Boeing's new Starliner unmanned spacecraft returned to Earth on Sunday, landing in the New Mexico desert in the United States six days early after a clock problem prevented a rendezvous with the International Space Station. Images broadcast by NASA showed the spacecraft touching down safely in the dark after a descent slowed by three large parachutes. The Starliner capsule was launched Friday from Cape Canaveral in Florida, but shortly after separating from its Atlas V launch rocket, its thrusters failed to activate as planned, preventing it from reaching an orbit high enough to meet up with the ISS.
The space station orbits at an altitude of about 400 kilometers (250 miles) above sea level. The flight -- carrying only a dummy -- was meant to be a final dress rehearsal before a crewed flight.

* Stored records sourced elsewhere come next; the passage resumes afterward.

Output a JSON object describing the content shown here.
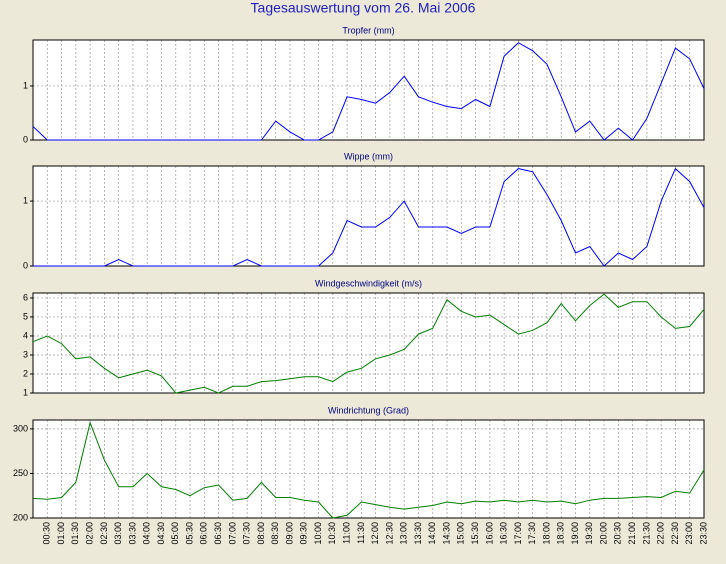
{
  "title": "Tagesauswertung vom 26. Mai 2006",
  "chart_data": [
    {
      "type": "line",
      "title": "Tropfer (mm)",
      "color": "#0000ff",
      "ylim": [
        0,
        1.85
      ],
      "yticks": [
        0,
        1
      ],
      "grid": true,
      "values": [
        0.25,
        0,
        0,
        0,
        0,
        0,
        0,
        0,
        0,
        0,
        0,
        0,
        0,
        0,
        0,
        0,
        0,
        0.35,
        0.15,
        0,
        0,
        0.15,
        0.8,
        0.75,
        0.68,
        0.88,
        1.18,
        0.8,
        0.7,
        0.62,
        0.58,
        0.75,
        0.62,
        1.55,
        1.8,
        1.65,
        1.4,
        0.8,
        0.15,
        0.35,
        0,
        0.22,
        0,
        0.4,
        1.05,
        1.7,
        1.5,
        0.95
      ]
    },
    {
      "type": "line",
      "title": "Wippe (mm)",
      "color": "#0000ff",
      "ylim": [
        0,
        1.54
      ],
      "yticks": [
        0,
        1
      ],
      "grid": true,
      "values": [
        0,
        0,
        0,
        0,
        0,
        0,
        0.1,
        0,
        0,
        0,
        0,
        0,
        0,
        0,
        0,
        0.1,
        0,
        0,
        0,
        0,
        0,
        0.2,
        0.7,
        0.6,
        0.6,
        0.75,
        1.0,
        0.6,
        0.6,
        0.6,
        0.5,
        0.6,
        0.6,
        1.3,
        1.5,
        1.45,
        1.1,
        0.7,
        0.2,
        0.3,
        0,
        0.2,
        0.1,
        0.3,
        1.0,
        1.5,
        1.3,
        0.9
      ]
    },
    {
      "type": "line",
      "title": "Windgeschwindigkeit (m/s)",
      "color": "#008000",
      "ylim": [
        1,
        6.26
      ],
      "yticks": [
        1,
        2,
        3,
        4,
        5,
        6
      ],
      "grid": true,
      "values": [
        3.7,
        4.0,
        3.6,
        2.8,
        2.9,
        2.3,
        1.8,
        2.0,
        2.2,
        1.9,
        1.0,
        1.15,
        1.3,
        1.0,
        1.35,
        1.35,
        1.6,
        1.65,
        1.75,
        1.85,
        1.85,
        1.6,
        2.1,
        2.3,
        2.8,
        3.0,
        3.3,
        4.1,
        4.4,
        5.9,
        5.3,
        5.0,
        5.1,
        4.6,
        4.1,
        4.3,
        4.7,
        5.7,
        4.8,
        5.6,
        6.2,
        5.5,
        5.8,
        5.8,
        5.0,
        4.4,
        4.5,
        5.4
      ]
    },
    {
      "type": "line",
      "title": "Windrichtung (Grad)",
      "color": "#008000",
      "ylim": [
        200,
        310
      ],
      "yticks": [
        200,
        250,
        300
      ],
      "grid": true,
      "categories": [
        null,
        "00:30",
        "01:00",
        "01:30",
        "02:00",
        "02:30",
        "03:00",
        "03:30",
        "04:00",
        "04:30",
        "05:00",
        "05:30",
        "06:00",
        "06:30",
        "07:00",
        "07:30",
        "08:00",
        "08:30",
        "09:00",
        "09:30",
        "10:00",
        "10:30",
        "11:00",
        "11:30",
        "12:00",
        "12:30",
        "13:00",
        "13:30",
        "14:00",
        "14:30",
        "15:00",
        "15:30",
        "16:00",
        "16:30",
        "17:00",
        "17:30",
        "18:00",
        "18:30",
        "19:00",
        "19:30",
        "20:00",
        "20:30",
        "21:00",
        "21:30",
        "22:00",
        "22:30",
        "23:00",
        "23:30"
      ],
      "values": [
        222,
        221,
        223,
        240,
        307,
        265,
        235,
        235,
        250,
        235,
        232,
        225,
        234,
        237,
        220,
        222,
        240,
        223,
        223,
        220,
        218,
        200,
        203,
        218,
        215,
        212,
        210,
        212,
        214,
        218,
        216,
        219,
        218,
        220,
        218,
        220,
        218,
        219,
        216,
        220,
        222,
        222,
        223,
        224,
        223,
        230,
        228,
        254
      ]
    }
  ]
}
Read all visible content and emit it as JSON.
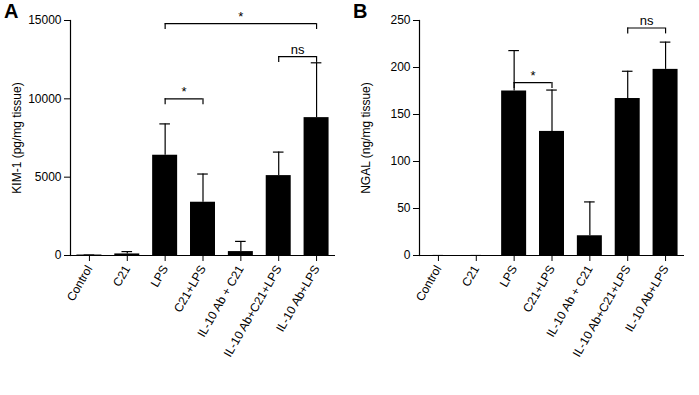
{
  "chart_data": [
    {
      "type": "bar",
      "title": "A",
      "ylabel": "KIM-1 (pg/mg tissue)",
      "categories": [
        "Control",
        "C21",
        "LPS",
        "C21+LPS",
        "IL-10 Ab + C21",
        "IL-10 Ab+C21+LPS",
        "IL-10 Ab+LPS"
      ],
      "values": [
        30,
        100,
        6400,
        3400,
        250,
        5100,
        8800
      ],
      "errors": [
        0,
        150,
        2000,
        1800,
        650,
        1500,
        3500
      ],
      "color": "#000000",
      "ylim": [
        0,
        15000
      ],
      "yticks": [
        0,
        5000,
        10000,
        15000
      ],
      "annotations": [
        {
          "from": "LPS",
          "to": "C21+LPS",
          "y": 10000,
          "label": "*"
        },
        {
          "from": "IL-10 Ab+C21+LPS",
          "to": "IL-10 Ab+LPS",
          "y": 12700,
          "label": "ns"
        },
        {
          "from": "LPS",
          "to": "IL-10 Ab+LPS",
          "y": 14800,
          "label": "*"
        }
      ]
    },
    {
      "type": "bar",
      "title": "B",
      "ylabel": "NGAL (ng/mg tissue)",
      "categories": [
        "Control",
        "C21",
        "LPS",
        "C21+LPS",
        "IL-10 Ab + C21",
        "IL-10 Ab+C21+LPS",
        "IL-10 Ab+LPS"
      ],
      "values": [
        0,
        0,
        175,
        132,
        21,
        167,
        198
      ],
      "errors": [
        0,
        0,
        43,
        44,
        36,
        29,
        29
      ],
      "color": "#000000",
      "ylim": [
        0,
        250
      ],
      "yticks": [
        0,
        50,
        100,
        150,
        200,
        250
      ],
      "annotations": [
        {
          "from": "LPS",
          "to": "C21+LPS",
          "y": 184,
          "label": "*"
        },
        {
          "from": "IL-10 Ab+C21+LPS",
          "to": "IL-10 Ab+LPS",
          "y": 242,
          "label": "ns"
        }
      ]
    }
  ]
}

After calculating that the craft had burned too much propellant for several minutes, Boeing and NASA were forced to guide the Starliner back to Earth without fulfilling its planned mission.
Jim Chilton, senior vice president of Boeing's space and launch division, told reporters that "we started the clock at the wrong time." Starliner's failure was the latest serious setback for Boeing, which is still reeling from two fatal crashes of its 737 Max airliner. The crashes, in October 2018 in Indonesia and in March 2019 in Ethiopia, claimed a total 346 lives.
Boeing plans to suspend production of the plane in January. NASA administrator Jim Bridenstine insisted that the space mission was not a complete failure.
"The NASA team and the Boeing team have been working hand in glove to accomplish as many of the test objectives as we can," he said before the landing.
Starliner was able to establish a communications link with the ISS, and to test in space its docking mechanism as well as its solar panels, batteries, thrusters and heat regulation system.
Chilton said the vehicle's status was "really excellent." The Starliner re-entered the atmosphere at 25 times the speed of sound, with its thermal shield resisting the intense heat created by friction with the atmosphere.
In a test in November only two of the three parachutes opened, although they proved sufficient for the landing.
"The entry, descent and landing is not for the faint of heart," Chilton said earlier. NASA will have to decide whether to carry out another test flight or to trust that the vehicle is safe to carry astronauts.
Starliner's first crewed flight had been scheduled for early 2020 -- a much-anticipated development ever since NASA sent up its last space shuttle in 2011. Another vehicle, the Crew Dragon, has been developed by SpaceX corporation for NASA. It is expected to also be ready for launch next year.
NASA has committed to pay USD 8 billion to Boeing and SpaceX, which in return are to deliver six trips carrying four astronauts each from now to 2024.